Saudi Arabia rebukes oil 'weaponization' claims
OPEC leaders on Wednesday rejected insinuations that they were weaponizing energy, as Washington accused the organization of “siding with Russia.” The OPEC+ group announced it would be cutting production starting in November, in order to deal with the uncertainty on the global market.
“Are you using energy as a weapon?” Hadley Gamble of CNBC asked the energy minister of Saudi Arabia, Prince Abdulaziz bin Salman, at a press conference in Vienna on Wednesday.
“A very provocative question… which I take pleasure in answering, Hadley,” Prince Abdulaziz replied.
Show me where is the act of belligerence. Period.
While various media outlets speculated that OPEC might curb output by 500,000 to a million barrels per day, the organization announced the cut would amount to two million barrels per day, the equivalent of 2% of global demand.
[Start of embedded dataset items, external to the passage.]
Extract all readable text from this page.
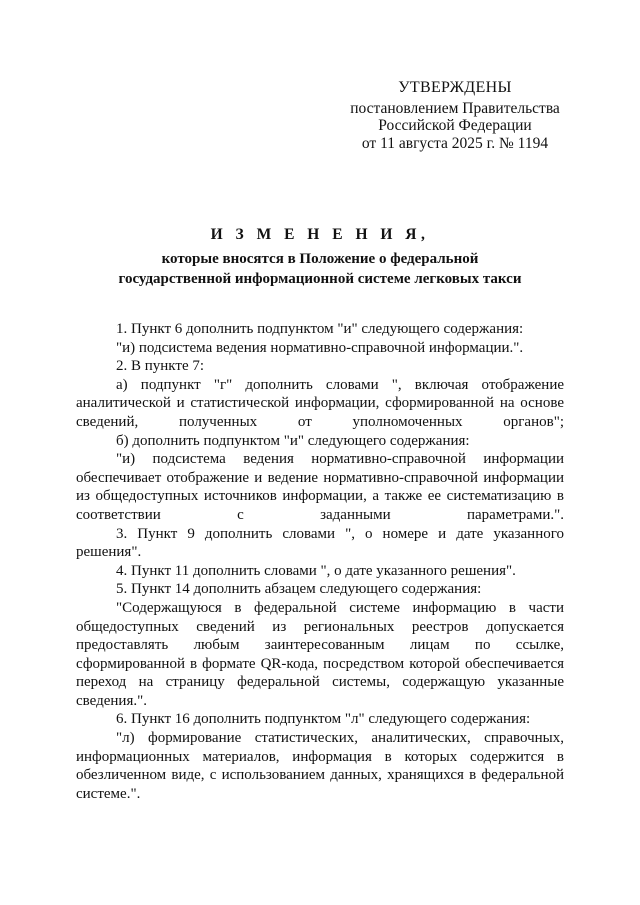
УТВЕРЖДЕНЫ
постановлением Правительства
Российской Федерации
от 11 августа 2025 г. № 1194
И З М Е Н Е Н И Я,
которые вносятся в Положение о федеральной
государственной информационной системе легковых такси

1. Пункт 6 дополнить подпунктом "и" следующего содержания:

"и) подсистема ведения нормативно-справочной информации.".

2. В пункте 7:

а) подпункт "г" дополнить словами ", включая отображение аналитической и статистической информации, сформированной на основе сведений, полученных от уполномоченных органов";

б) дополнить подпунктом "и" следующего содержания:

"и) подсистема ведения нормативно-справочной информации обеспечивает отображение и ведение нормативно-справочной информации из общедоступных источников информации, а также ее систематизацию в соответствии с заданными параметрами.".

3. Пункт 9 дополнить словами ", о номере и дате указанного решения".

4. Пункт 11 дополнить словами ", о дате указанного решения".

5. Пункт 14 дополнить абзацем следующего содержания:

"Содержащуюся в федеральной системе информацию в части общедоступных сведений из региональных реестров допускается предоставлять любым заинтересованным лицам по ссылке, сформированной в формате QR-кода, посредством которой обеспечивается переход на страницу федеральной системы, содержащую указанные сведения.".

6. Пункт 16 дополнить подпунктом "л" следующего содержания:

"л) формирование статистических, аналитических, справочных, информационных материалов, информация в которых содержится в обезличенном виде, с использованием данных, хранящихся в федеральной системе.".
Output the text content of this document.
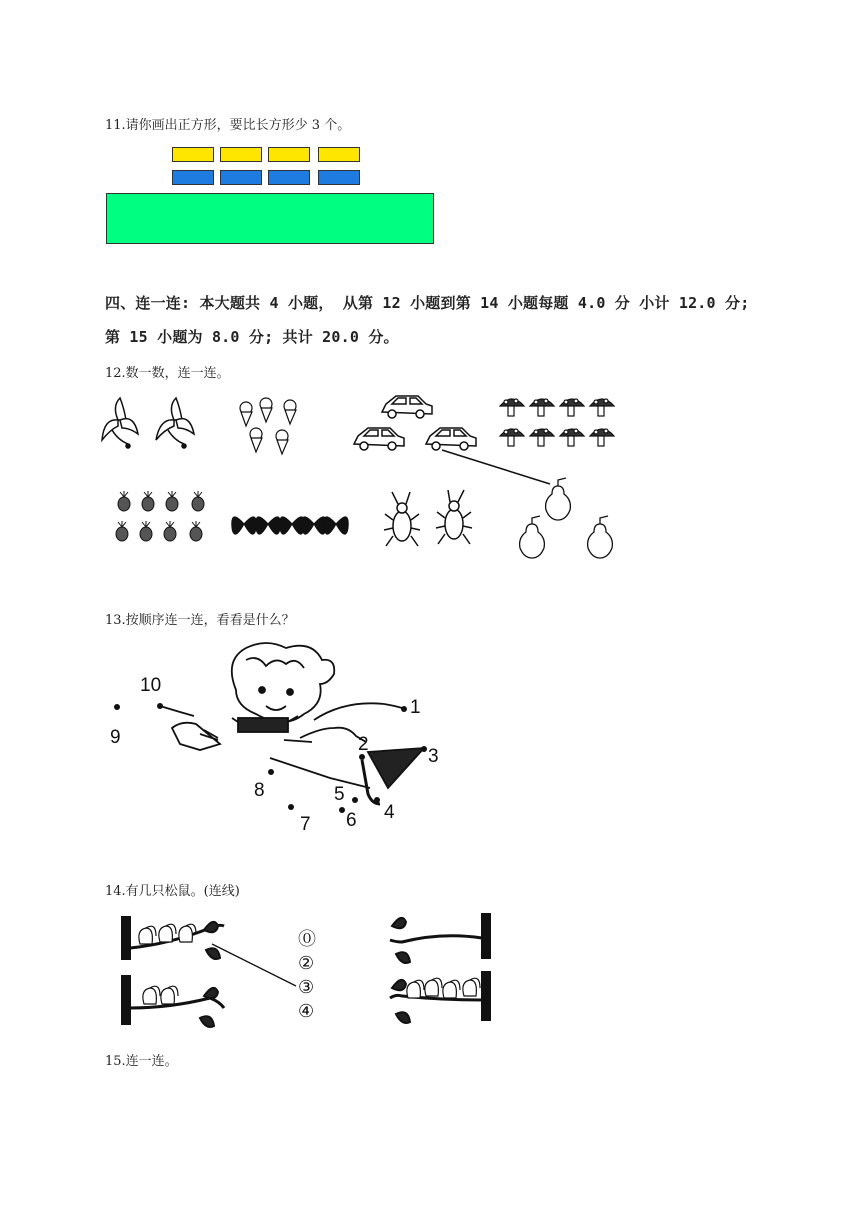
11.请你画出正方形，要比长方形少 3 个。
四、连一连: 本大题共 4 小题， 从第 12 小题到第 14 小题每题 4.0 分 小计 12.0 分;
第 15 小题为 8.0 分; 共计 20.0 分。
12.数一数，连一连。
13.按顺序连一连，看看是什么？
10
9
1
2
3
4
5
6
7
8
14.有几只松鼠。(连线)
⓪
②
③
④
15.连一连。
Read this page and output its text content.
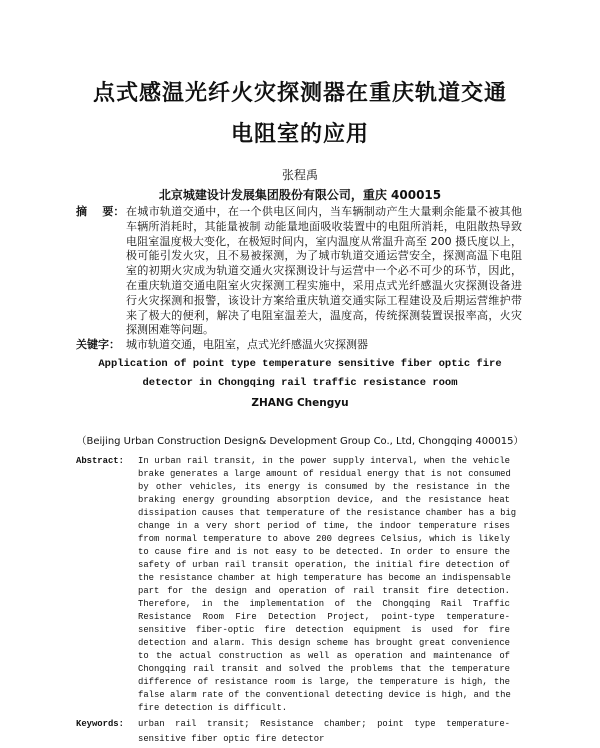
点式感温光纤火灾探测器在重庆轨道交通
电阻室的应用
张程禹
北京城建设计发展集团股份有限公司，重庆 400015
摘    要： 在城市轨道交通中，在一个供电区间内，当车辆制动产生大量剩余能量不被其他
车辆所消耗时，其能量被制 动能量地面吸收装置中的电阻所消耗，电阻散热导致
电阻室温度极大变化，在极短时间内，室内温度从常温升高至 200 摄氏度以上，
极可能引发火灾，且不易被探测，为了城市轨道交通运营安全，探测高温下电阻
室的初期火灾成为轨道交通火灾探测设计与运营中一个必不可少的环节，因此，
在重庆轨道交通电阻室火灾探测工程实施中，采用点式光纤感温火灾探测设备进
行火灾探测和报警，该设计方案给重庆轨道交通实际工程建设及后期运营维护带
来了极大的便利，解决了电阻室温差大，温度高，传统探测装置误报率高，火灾
探测困难等问题。
关键字： 城市轨道交通，电阻室，点式光纤感温火灾探测器
Application of point type temperature sensitive fiber optic fire
detector in Chongqing rail traffic resistance room
ZHANG Chengyu
（Beijing Urban Construction Design& Development Group Co., Ltd, Chongqing 400015）
Abstract: In urban rail transit, in the power supply interval, when the vehicle
brake generates a large amount of residual energy that is not consumed
by other vehicles, its energy is consumed by the resistance in the
braking energy grounding absorption device, and the resistance heat
dissipation causes that temperature of the resistance chamber has a big
change in a very short period of time, the indoor temperature rises
from normal temperature to above 200 degrees Celsius, which is likely
to cause fire and is not easy to be detected. In order to ensure the
safety of urban rail transit operation, the initial fire detection of
the resistance chamber at high temperature has become an indispensable
part for the design and operation of rail transit fire detection.
Therefore, in the implementation of the Chongqing Rail Traffic
Resistance Room Fire Detection Project, point-type temperature-
sensitive fiber-optic fire detection equipment is used for fire
detection and alarm. This design scheme has brought great convenience
to the actual construction as well as operation and maintenance of
Chongqing rail transit and solved the problems that the temperature
difference of resistance room is large, the temperature is high, the
false alarm rate of the conventional detecting device is high, and the
fire detection is difficult.
Keywords: urban rail transit; Resistance chamber; point type temperature-
sensitive fiber optic fire detector
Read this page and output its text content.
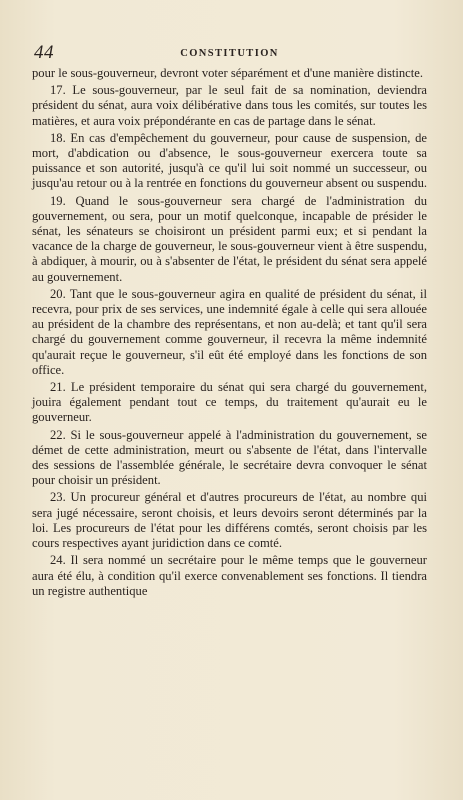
44	CONSTITUTION

pour le sous-gouverneur, devront voter séparément et d'une manière distincte.

17. Le sous-gouverneur, par le seul fait de sa nomination, deviendra président du sénat, aura voix délibérative dans tous les comités, sur toutes les matières, et aura voix prépondérante en cas de partage dans le sénat.

18. En cas d'empêchement du gouverneur, pour cause de suspension, de mort, d'abdication ou d'absence, le sous-gouverneur exercera toute sa puissance et son autorité, jusqu'à ce qu'il lui soit nommé un successeur, ou jusqu'au retour ou à la rentrée en fonctions du gouverneur absent ou suspendu.

19. Quand le sous-gouverneur sera chargé de l'administration du gouvernement, ou sera, pour un motif quelconque, incapable de présider le sénat, les sénateurs se choisiront un président parmi eux; et si pendant la vacance de la charge de gouverneur, le sous-gouverneur vient à être suspendu, à abdiquer, à mourir, ou à s'absenter de l'état, le président du sénat sera appelé au gouvernement.

20. Tant que le sous-gouverneur agira en qualité de président du sénat, il recevra, pour prix de ses services, une indemnité égale à celle qui sera allouée au président de la chambre des représentans, et non au-delà; et tant qu'il sera chargé du gouvernement comme gouverneur, il recevra la même indemnité qu'aurait reçue le gouverneur, s'il eût été employé dans les fonctions de son office.

21. Le président temporaire du sénat qui sera chargé du gouvernement, jouira également pendant tout ce temps, du traitement qu'aurait eu le gouverneur.

22. Si le sous-gouverneur appelé à l'administration du gouvernement, se démet de cette administration, meurt ou s'absente de l'état, dans l'intervalle des sessions de l'assemblée générale, le secrétaire devra convoquer le sénat pour choisir un président.

23. Un procureur général et d'autres procureurs de l'état, au nombre qui sera jugé nécessaire, seront choisis, et leurs devoirs seront déterminés par la loi. Les procureurs de l'état pour les différens comtés, seront choisis par les cours respectives ayant juridiction dans ce comté.

24. Il sera nommé un secrétaire pour le même temps que le gouverneur aura été élu, à condition qu'il exerce convenablement ses fonctions. Il tiendra un registre authentique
It is the biggest cut since 2020, when Covid-19 lockdowns crashed the demand for oil across the globe.
“It's clear that OPEC+ is aligning with Russia with today's announcement,” White House press secretary Karine Jean-Pierre told reporters on board Air Force One.
The White House also released a statement by National Security Advisor Jake Sullivan and National Economic Council Director Brian Deese, who said President Joe Biden was “disappointed by the shortsighted decision” to cut production, and that Biden will “consult with Congress on additional tools and authorities to reduce OPEC’s control over energy prices.”
OPEC’s decision came as the EU was preparing to announce a new packet of sanctions against Moscow, which would have tried to impose a price cap on Russian oil through shipping restrictions. The price cap was endorsed by the US and its G7 allies.
The organization still has an “open door” for the EU to discuss energy issues, OPEC Secretary-General Haitham al-Ghais of Kuwait told Gamble “I’m waiting for someone to knock on that door.”
“We are not endangering the energy markets,” al-Ghais added. “We are providing security, stability to the energy markets.”
“At a price?” the CNBC reported interjected.
“Everything has a price. Energy security has a price as well," al-Ghais replied.